Coup de théâtre : 57 M€ débloqués, feu vert pour Nico Williams
Alors que les saisons précédentes étaient marquées par des restrictions économiques, le FC Barcelone commence à retrouver un souffle financier qui pourrait bien relancer ses ambitions sur le marché des transferts.
En debut de semaine, Joan Laporta s’est exprimé dans l’émission Onze de TV3, et ses déclarations ont eu de quoi raviver l’espoir chez les supporters blaugranas. Le président du FC Barcelone a révélé que le club terminerait la saison avec un chiffre d’affaires de 950 millions d’euros, soit bien au-dessus des 893 millions budgétés lors de l’Assemblée générale d’octobre. Encore plus ambitieux, le club prévoit d’atteindre les 1 000 millions d’euros pour la saison prochaine, un cap symbolique qui témoigne d’un redressement significatif. Laporta n’a pas détaillé l'origine précise des 57 millions supplémentaires, mais plusieurs opérations commerciales, notamment autour du Spotify Camp Nou, ont joué un rôle clé. Le club a cédé les droits d’exploitation de 475 places VIP à deux investisseurs du Moyen-Orient à savoir New Era Visionary Group (Émirats arabes unis) et Fortia Advisor Limited (Qatar), pour un montant total de 100 millions d’euros. Une partie de cette somme est déjà dans les caisses du club, 28 millions versés par le premier groupe et 30 par le second. Selon Mundo Deportivo, New Era envisage d’effectuer le second versement avant le 30 juin, ce qui pourrait accélérer les projets du Barça, notamment sur le marché des transferts. Une bonne nouvelle donc, qui pourrait ouvrir la porte à l’arrivée d’un attaquant de classe mondiale, capable de renforcer significativement l’effectif.
Nico Williams : un rêve passé
Lors du mercato estival précédent, le FC Barcelone avait misé gros sur l’éventualité de faire venir Nico Williams. L’ailier explosif de l’Athletic Bilbao correspondait parfaitement au profil recherché : jeune, percutant, doté d’une belle marge de progression. Mais la réalité économique avait rattrapé les rêves du board catalan. Les 57 millions d’euros nécessaires, soit le montant exact de sa clause libératoire, faisaient alors défaut. Malgré plusieurs tentatives de rééquilibrage budgétaire, le club avait finalement dû se résoudre à recruter Dani Olmo, dont l’indemnité de transfert a pu être aménagé de manière plus flexible.
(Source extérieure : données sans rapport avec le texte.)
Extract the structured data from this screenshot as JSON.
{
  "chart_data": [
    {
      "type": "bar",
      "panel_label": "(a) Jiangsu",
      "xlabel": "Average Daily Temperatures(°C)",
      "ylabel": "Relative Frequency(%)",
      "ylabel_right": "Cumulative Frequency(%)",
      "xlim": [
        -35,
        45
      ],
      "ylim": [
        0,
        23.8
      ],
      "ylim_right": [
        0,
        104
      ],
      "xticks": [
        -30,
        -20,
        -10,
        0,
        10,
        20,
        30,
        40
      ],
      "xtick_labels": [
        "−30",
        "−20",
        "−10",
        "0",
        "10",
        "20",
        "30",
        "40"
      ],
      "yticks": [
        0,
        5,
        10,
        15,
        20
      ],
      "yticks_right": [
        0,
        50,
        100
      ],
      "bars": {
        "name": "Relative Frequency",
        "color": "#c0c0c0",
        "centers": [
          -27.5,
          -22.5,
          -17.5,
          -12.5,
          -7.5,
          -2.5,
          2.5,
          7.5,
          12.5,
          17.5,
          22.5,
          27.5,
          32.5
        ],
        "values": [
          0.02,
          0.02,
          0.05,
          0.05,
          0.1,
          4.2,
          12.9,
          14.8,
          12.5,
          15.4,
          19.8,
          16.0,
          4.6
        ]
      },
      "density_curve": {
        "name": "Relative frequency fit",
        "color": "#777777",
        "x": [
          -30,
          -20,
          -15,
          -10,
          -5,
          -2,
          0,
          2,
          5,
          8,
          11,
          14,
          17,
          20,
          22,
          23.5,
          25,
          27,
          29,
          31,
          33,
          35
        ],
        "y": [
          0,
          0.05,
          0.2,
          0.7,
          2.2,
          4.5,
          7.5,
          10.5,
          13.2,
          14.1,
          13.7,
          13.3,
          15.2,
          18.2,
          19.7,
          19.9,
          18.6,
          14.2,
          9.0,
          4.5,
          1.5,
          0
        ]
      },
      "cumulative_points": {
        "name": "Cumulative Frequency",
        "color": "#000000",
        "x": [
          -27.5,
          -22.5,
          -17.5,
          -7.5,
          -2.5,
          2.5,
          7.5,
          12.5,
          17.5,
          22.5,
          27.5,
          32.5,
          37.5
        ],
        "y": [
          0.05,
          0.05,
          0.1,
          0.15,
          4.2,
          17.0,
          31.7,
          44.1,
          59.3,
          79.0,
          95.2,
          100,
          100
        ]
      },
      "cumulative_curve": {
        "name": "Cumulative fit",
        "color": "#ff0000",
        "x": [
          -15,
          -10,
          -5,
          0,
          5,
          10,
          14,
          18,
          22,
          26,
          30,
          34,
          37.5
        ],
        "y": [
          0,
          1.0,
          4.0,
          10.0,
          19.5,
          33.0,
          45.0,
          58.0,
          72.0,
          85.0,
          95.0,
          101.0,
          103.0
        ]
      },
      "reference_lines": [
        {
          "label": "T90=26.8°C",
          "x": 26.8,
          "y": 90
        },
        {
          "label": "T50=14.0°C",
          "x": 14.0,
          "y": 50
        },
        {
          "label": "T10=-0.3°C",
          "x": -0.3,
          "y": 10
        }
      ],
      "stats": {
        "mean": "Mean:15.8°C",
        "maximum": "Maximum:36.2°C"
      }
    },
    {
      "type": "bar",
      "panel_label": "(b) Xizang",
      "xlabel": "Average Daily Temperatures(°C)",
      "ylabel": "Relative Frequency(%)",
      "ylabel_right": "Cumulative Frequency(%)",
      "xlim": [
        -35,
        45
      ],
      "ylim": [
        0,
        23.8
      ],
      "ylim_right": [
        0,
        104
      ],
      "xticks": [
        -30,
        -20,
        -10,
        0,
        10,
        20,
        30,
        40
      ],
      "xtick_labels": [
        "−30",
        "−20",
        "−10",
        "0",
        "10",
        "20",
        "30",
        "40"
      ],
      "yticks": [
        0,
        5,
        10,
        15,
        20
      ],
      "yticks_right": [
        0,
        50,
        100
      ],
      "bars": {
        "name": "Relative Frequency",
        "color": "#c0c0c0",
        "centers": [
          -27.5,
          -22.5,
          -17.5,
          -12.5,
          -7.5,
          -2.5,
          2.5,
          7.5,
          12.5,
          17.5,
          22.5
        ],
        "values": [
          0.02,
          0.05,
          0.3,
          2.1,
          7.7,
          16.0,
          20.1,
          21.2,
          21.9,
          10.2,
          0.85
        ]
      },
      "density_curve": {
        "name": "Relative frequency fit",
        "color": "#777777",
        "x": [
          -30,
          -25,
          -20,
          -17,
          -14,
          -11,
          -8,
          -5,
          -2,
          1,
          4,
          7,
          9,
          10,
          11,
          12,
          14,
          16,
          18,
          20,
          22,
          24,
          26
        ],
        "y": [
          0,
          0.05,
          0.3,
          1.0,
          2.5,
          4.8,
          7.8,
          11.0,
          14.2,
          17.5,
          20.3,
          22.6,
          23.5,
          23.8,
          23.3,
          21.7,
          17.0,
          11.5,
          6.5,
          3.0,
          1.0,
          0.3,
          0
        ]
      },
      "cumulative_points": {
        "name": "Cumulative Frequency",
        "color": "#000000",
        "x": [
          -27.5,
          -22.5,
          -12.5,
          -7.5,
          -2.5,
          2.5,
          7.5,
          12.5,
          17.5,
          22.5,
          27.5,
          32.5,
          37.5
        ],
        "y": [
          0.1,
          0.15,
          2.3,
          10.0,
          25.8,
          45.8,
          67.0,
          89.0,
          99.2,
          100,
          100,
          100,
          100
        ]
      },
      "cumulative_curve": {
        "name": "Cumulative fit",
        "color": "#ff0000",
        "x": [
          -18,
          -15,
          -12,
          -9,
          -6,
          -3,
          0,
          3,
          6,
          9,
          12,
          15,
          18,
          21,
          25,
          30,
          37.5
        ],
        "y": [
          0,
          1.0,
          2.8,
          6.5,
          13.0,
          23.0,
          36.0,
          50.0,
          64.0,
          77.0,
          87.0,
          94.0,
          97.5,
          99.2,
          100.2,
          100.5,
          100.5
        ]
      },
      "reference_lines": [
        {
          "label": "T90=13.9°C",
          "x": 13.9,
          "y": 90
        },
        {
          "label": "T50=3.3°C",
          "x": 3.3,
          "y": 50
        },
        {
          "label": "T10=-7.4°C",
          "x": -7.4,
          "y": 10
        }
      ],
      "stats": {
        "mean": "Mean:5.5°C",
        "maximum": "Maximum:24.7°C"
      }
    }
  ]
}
Avec les nouvelles rentrées financières de cette fin de saison, la donne aurait pu changer et relancer la piste de Nico Williams. D’autant plus que le joueur restait, dans l’esprit de nombreux supporters, un renfort idéal pour dynamiser le flanc gauche de l’attaque barcelonaise. Pourtant, selon plusieurs sources proches du club, cette piste ne semble plus prioritaire aujourd’hui. Une décision qui soulève des questions, mais qui s’explique peut-être par l’évolution des ambitions sportives du duo Deco–Flick.
Díaz et Rashford : les nouveaux visages
Avec un projet sportif désormais entre les mains d’Hansi Flick et un Deco toujours plus impliqué dans la stratégie de recrutement, le FC Barcelone semble vouloir privilégier des profils plus mûrs et polyvalents. Ainsi, deux noms ressortent clairement dans les discussions internes : Luis Díaz, l’ailier colombien de Liverpool, et Marcus Rashford, la star de Manchester United. Tous deux partagent des qualités très prisées par le staff barcelonais : vitesse, puissance, sens du but et capacité à occuper plusieurs postes offensifs.
En conférence de presse, Deco a publiquement reconnu son admiration pour ces deux joueurs. Il a été rejoint dans ses propos par Flick, qui a lui aussi souligné l’intérêt de disposer de joueurs capables d’évoluer sur tout le front de l’attaque. Leur complémentarité et leur expérience à haut niveau pourraient offrir au Barça une dimension offensive nouvelle, plus incisive et plus décisive dans les grands rendez-vous. Par contraste, le nom de Nico Williams s’efface progressivement de l’actualité du club. Même si rien n’est jamais figé dans un mercato, il semble clair que sa venue n’est pas au centre des priorités immédiates. Le Barça se tourne vers d’autres horizons, avec l’ambition de construire une attaque plus complète et compétitive, à la hauteur de ses ambitions européennes.